Books were a luxury in the Leuniger household. We all have our economies, even the richest of us; and the Leunigers, who begrudged no money for food, clothes or furniture, who went constantly into the stalls of the theatre, without considering the expense, regarded every shilling spent on books as pure extravagance.
Reuben indeed was the only person who had any conception of Judith’s possibilities, or, of those surrounding her, who even estimated at its full her rich and stately beauty. Their friendship, unusual enough in a society which retains, in relation to women at least, so many traces of orientalism, had sprung up at first unnoticed in the intimacy of family life.

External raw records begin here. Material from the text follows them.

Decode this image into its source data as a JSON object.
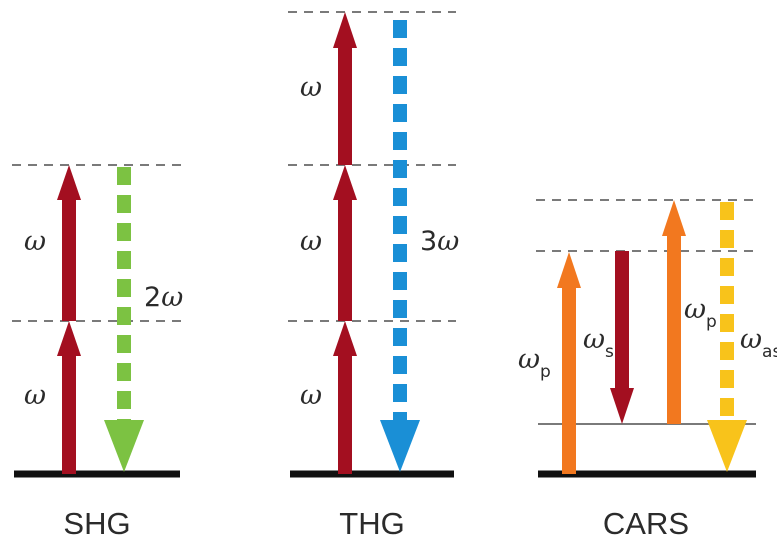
{
  "colors": {
    "pump_red": "#a30f20",
    "shg_green": "#7cc242",
    "thg_blue": "#1a8fd6",
    "cars_orange": "#f2781f",
    "cars_yellow": "#f8c31b",
    "ground": "#111111",
    "virtual_level": "#7a7a7a",
    "text": "#2b2b2b"
  },
  "panels": {
    "shg": {
      "label": "SHG",
      "upper_omega": "ω",
      "lower_omega": "ω",
      "output_coef": "2",
      "output_omega": "ω"
    },
    "thg": {
      "label": "THG",
      "top_omega": "ω",
      "mid_omega": "ω",
      "bottom_omega": "ω",
      "output_coef": "3",
      "output_omega": "ω"
    },
    "cars": {
      "label": "CARS",
      "pump1_symbol": "ω",
      "pump1_sub": "p",
      "stokes_symbol": "ω",
      "stokes_sub": "s",
      "pump2_symbol": "ω",
      "pump2_sub": "p",
      "antistokes_symbol": "ω",
      "antistokes_sub": "as"
    }
  }
}
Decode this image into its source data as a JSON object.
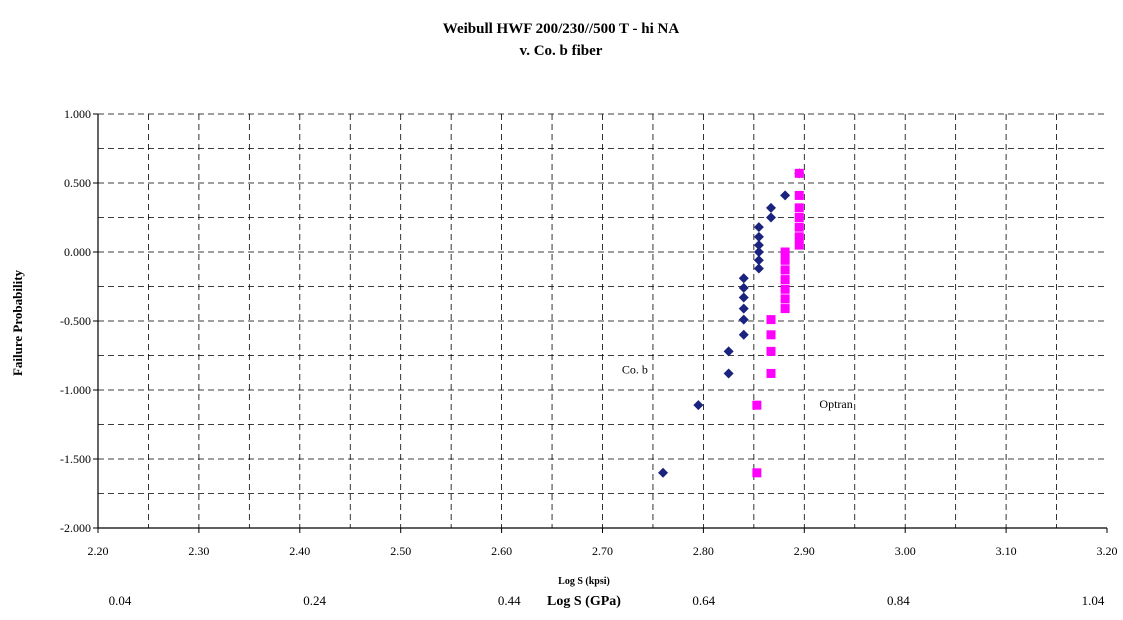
{
  "chart_data": {
    "type": "scatter",
    "title_line1": "Weibull HWF 200/230//500 T - hi NA",
    "title_line2": "v. Co. b fiber",
    "xlabel": "Log S (kpsi)",
    "ylabel": "Failure Probability",
    "xlim": [
      2.2,
      3.2
    ],
    "ylim": [
      -2.0,
      1.0
    ],
    "x_ticks": [
      "2.20",
      "2.30",
      "2.40",
      "2.50",
      "2.60",
      "2.70",
      "2.80",
      "2.90",
      "3.00",
      "3.10",
      "3.20"
    ],
    "y_ticks": [
      "1.000",
      "0.500",
      "0.000",
      "-0.500",
      "-1.000",
      "-1.500",
      "-2.000"
    ],
    "grid": true,
    "secondary_x": {
      "label": "Log S (GPa)",
      "ticks": [
        "0.04",
        "0.24",
        "0.44",
        "0.64",
        "0.84",
        "1.04"
      ]
    },
    "series": [
      {
        "marker": "diamond",
        "color": "#1a237e",
        "points": [
          [
            2.76,
            -1.6
          ],
          [
            2.795,
            -1.11
          ],
          [
            2.825,
            -0.88
          ],
          [
            2.825,
            -0.72
          ],
          [
            2.84,
            -0.6
          ],
          [
            2.84,
            -0.49
          ],
          [
            2.84,
            -0.41
          ],
          [
            2.84,
            -0.33
          ],
          [
            2.84,
            -0.26
          ],
          [
            2.84,
            -0.19
          ],
          [
            2.855,
            -0.12
          ],
          [
            2.855,
            -0.06
          ],
          [
            2.855,
            0.0
          ],
          [
            2.855,
            0.05
          ],
          [
            2.855,
            0.11
          ],
          [
            2.855,
            0.18
          ],
          [
            2.867,
            0.25
          ],
          [
            2.867,
            0.32
          ],
          [
            2.881,
            0.41
          ],
          [
            2.895,
            0.57
          ]
        ]
      },
      {
        "marker": "square",
        "color": "#ff00ff",
        "points": [
          [
            2.853,
            -1.6
          ],
          [
            2.853,
            -1.11
          ],
          [
            2.867,
            -0.88
          ],
          [
            2.867,
            -0.72
          ],
          [
            2.867,
            -0.6
          ],
          [
            2.867,
            -0.49
          ],
          [
            2.881,
            -0.41
          ],
          [
            2.881,
            -0.34
          ],
          [
            2.881,
            -0.27
          ],
          [
            2.881,
            -0.2
          ],
          [
            2.881,
            -0.13
          ],
          [
            2.881,
            -0.06
          ],
          [
            2.881,
            0.0
          ],
          [
            2.895,
            0.05
          ],
          [
            2.895,
            0.11
          ],
          [
            2.895,
            0.18
          ],
          [
            2.895,
            0.25
          ],
          [
            2.895,
            0.32
          ],
          [
            2.895,
            0.41
          ],
          [
            2.895,
            0.57
          ]
        ]
      }
    ],
    "annotations": [
      {
        "text": "Co. b",
        "x": 2.745,
        "y": -0.88
      },
      {
        "text": "Optran",
        "x": 2.915,
        "y": -1.13
      }
    ]
  }
}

It was not till the last year or two that it had attracted any serious attention. Adelaide Cohen openly did everything in her power to check it; and even Mrs. Sachs, with her rooted belief in her son’s discretion, her conviction that he would never fail to act up to his creed of doing the very best for himself, grew anxious at times, and was almost glad of the chance which had sent him off to the antipodes.
Aloud to her daughter, she scouted the notion of any serious cause for alarm.
“It is for the girl’s sake I am sorry. That sort of thing does a girl a great deal of harm. It is time she was married.”
“She has no money. Very likely she won’t marry at all,” cried Adelaide, who was dyspeptic and subject to fits of bad temper.
Meanwhile Judith, acquiescent, receptive, appreciative, took the good things this friendship offered her, and shut her eyes to the future. Not, as she believed, that she ever for a moment deceived herself. That would scarcely have been possible in the atmosphere in which she breathed.
She had known from the beginning, how could she fail to know? that Reuben must do great things for himself in every relation of life; must ultimately climb to inaccessible heights where she could not hope to follow.
Her pride and her humility went hand in hand, and she prided herself on her own good sense which made any mistake in the matter impossible. And that he was so sensible, was what she particularly admired in Reuben.
Leo was clever, she knew; and Esther after a fashion; but these two people had an uncomfortable, eccentric, undignified method of setting about things, from the way they did their hair, upwards.